I don't know how I got to this place. I thought I knew all of the demons that visit me at night — the skeleton, the gorilla who tickles me, the vampire. But this creature has somehow gotten past my defenses and staked a position in my life. Next to my stoner buddies, my art world friends, my childhood pals, the monster sits at the big table with us, helps itself to a serving of stuffing, shows up at funerals, clusters around the TV with me and my family during national disasters, lounges on the beach with us as the sun goes down.

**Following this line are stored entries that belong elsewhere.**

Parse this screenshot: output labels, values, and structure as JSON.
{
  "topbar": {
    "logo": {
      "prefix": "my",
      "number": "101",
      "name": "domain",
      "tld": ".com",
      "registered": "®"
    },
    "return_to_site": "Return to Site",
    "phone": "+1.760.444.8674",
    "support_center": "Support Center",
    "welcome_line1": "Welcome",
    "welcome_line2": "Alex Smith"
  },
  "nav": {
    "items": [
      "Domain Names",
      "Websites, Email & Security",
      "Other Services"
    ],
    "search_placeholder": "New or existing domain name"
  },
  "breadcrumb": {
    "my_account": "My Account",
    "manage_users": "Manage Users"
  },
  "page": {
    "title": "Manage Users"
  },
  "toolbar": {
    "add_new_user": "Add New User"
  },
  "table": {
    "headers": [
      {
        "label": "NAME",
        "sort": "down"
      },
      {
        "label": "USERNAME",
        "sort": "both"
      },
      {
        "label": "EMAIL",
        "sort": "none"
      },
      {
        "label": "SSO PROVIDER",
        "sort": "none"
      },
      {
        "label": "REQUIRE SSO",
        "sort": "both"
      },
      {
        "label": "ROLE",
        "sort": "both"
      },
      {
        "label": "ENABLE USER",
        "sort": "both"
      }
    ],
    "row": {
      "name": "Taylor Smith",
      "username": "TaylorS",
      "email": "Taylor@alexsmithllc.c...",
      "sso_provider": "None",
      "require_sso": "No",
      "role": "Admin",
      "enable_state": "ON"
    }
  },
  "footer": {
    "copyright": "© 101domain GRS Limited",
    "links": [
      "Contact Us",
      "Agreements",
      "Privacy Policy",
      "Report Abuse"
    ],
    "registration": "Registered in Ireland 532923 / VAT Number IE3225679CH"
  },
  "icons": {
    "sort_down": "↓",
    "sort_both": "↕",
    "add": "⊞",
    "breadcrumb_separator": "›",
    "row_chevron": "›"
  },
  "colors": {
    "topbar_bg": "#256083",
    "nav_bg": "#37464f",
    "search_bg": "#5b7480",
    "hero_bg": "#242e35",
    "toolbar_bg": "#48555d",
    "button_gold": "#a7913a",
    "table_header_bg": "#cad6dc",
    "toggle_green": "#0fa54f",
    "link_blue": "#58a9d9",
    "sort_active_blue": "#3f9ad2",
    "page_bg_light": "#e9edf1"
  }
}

I want it close to me when I am confused, when I am asking myself what to do next. I want the monster beside me when I measure myself against those whom I admire, when I am imagining myself into my talents and pushing against the boundaries of what I already know. I want the monster right up against me, tantalizing me with long kisses and teasing me liquid until I beg to be penetrated in places I didn't know I had.

I want the monster inside me, reminding me that I can be anything I choose, even if I'm alone. I don't mind if the monster stays or goes, because I'm already so frightened I can hardly breathe.